Discovery of aggressive cancer cell types made possible with machine learning techniques
By applying unsupervised and automated machine learning techniques to the analysis of millions of cancer cells, Rebecca Ihrie and Jonathan Irish, both associate professors of cell and developmental biology, have identified new cancer cell types in brain tumors. Machine learning is a series of computer algorithms that can identify patterns within enormous quantities of data and get 'smarter' with more experience. This finding holds the promise of enabling researchers to better understand and target these cell types for research and therapeutics for glioblastoma—an aggressive brain tumor with high mortality—as well as the broader applicability of machine learning to cancer research.
With their collaborators, Ihrie and Irish developed Risk Assessment Population IDentification (RAPID), an open-source machine learning algorithm that revealed coordinated patterns of protein expression and modification associated with survival outcomes.
The article, "Unsupervised machine learning reveals risk stratifying glioblastoma tumor cells" was published online in the journal eLife on June 23. RAPID code and examples are available on the cytolab Github page.
For the past decade, the research community has been working to leverage machine learning's ability to absorb and analyze more data for cancer cell research than the human mind alone can process. "Without any human oversight, RAPID combed through 2 million tumor cells—with at least 4,710 glioblastoma cells from each patient—from 28 glioblastomas, flagging the most unusual cells and patterns for us to look into," said Ihrie. "We're able to find the needles in the haystack without searching the entire haystack. This technology lets us devote our attention to better understanding the most dangerous cancer cells and to get closer to ultimately curing brain cancer."
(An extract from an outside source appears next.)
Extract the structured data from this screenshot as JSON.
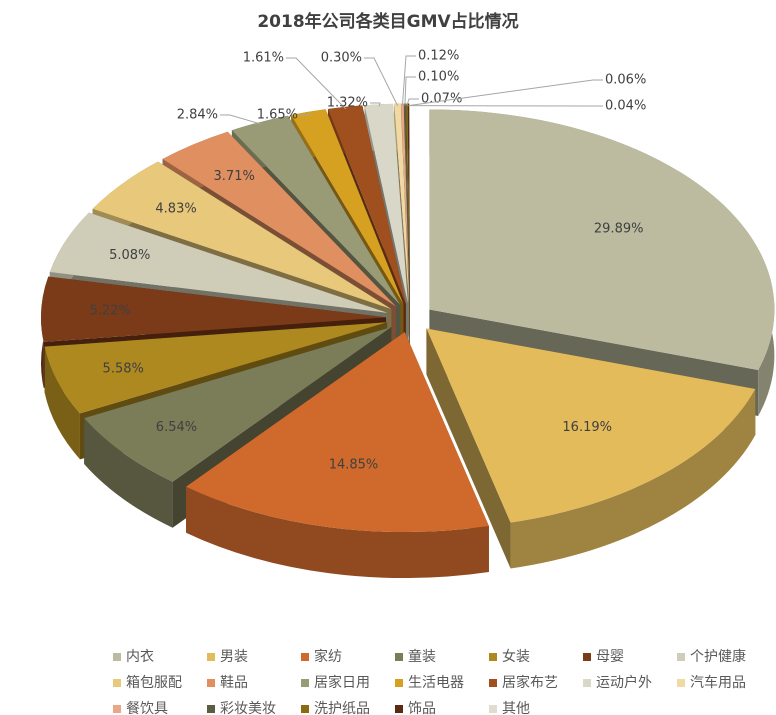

Fed into RAPID were data on cellular proteins that govern the identity and function of neural stem cells and other brain cells. The data type used is called single-cell mass cytometry, a measurement technique typically applied to blood cancer. Once RAPID's statistical analysis was complete and the "needles in the haystack" were found, only those cells were studied. "One of the most exciting results of our research is that unsupervised machine learning found the worst offender cells without needing the researchers to give it clinical or biological knowledge as context," said Irish, also scientific director of Vanderbilt's Cancer & Immunology Core. "The findings of this study currently represent the biggest biology advance from my lab at Vanderbilt."
The researchers' machine learning analysis enabled their team to study multiple characteristics of the proteins in brain tumor cells in relation to other characteristics, delivering new and unexpected patterns. "The collaboration between our two labs, the support that we received for this high-risk work from Vanderbilt and the Vanderbilt-Ingram Cancer Center (VICC) and the fruitful collaboration with neurosurgeons and pathologists who provided a unique opportunity to study human cells right out of the brain allowed us to achieve this milestone," said Ihrie and Irish in a joint statement. The co-first authors of the paper are former Vanderbilt graduate students Nalin Leelatian, a current neuropathology resident at Yale (Irish lab), and Justine Sinnaeve (Ihrie lab). Through her research and work on this topic, Leelatian earned the American Brain Tumor Association (ABTA) Scholar-in-Training Award, American Association for Cancer Research (AACR) in April 2017.
The applicability of this research extends beyond cancer research to data analysis techniques for broader human disease research and laboratory modeling of diseases using multiple samples. The paper also demonstrates that these complex patterns, once found, can be used to develop simpler classifications that can be applied to hundreds of samples. Researchers studying glioblastoma brain tumors will be able to refer to these findings as they test to see if their own samples are comparable to the cell and protein expression patterns discovered by Ihrie, Irish, and collaborators.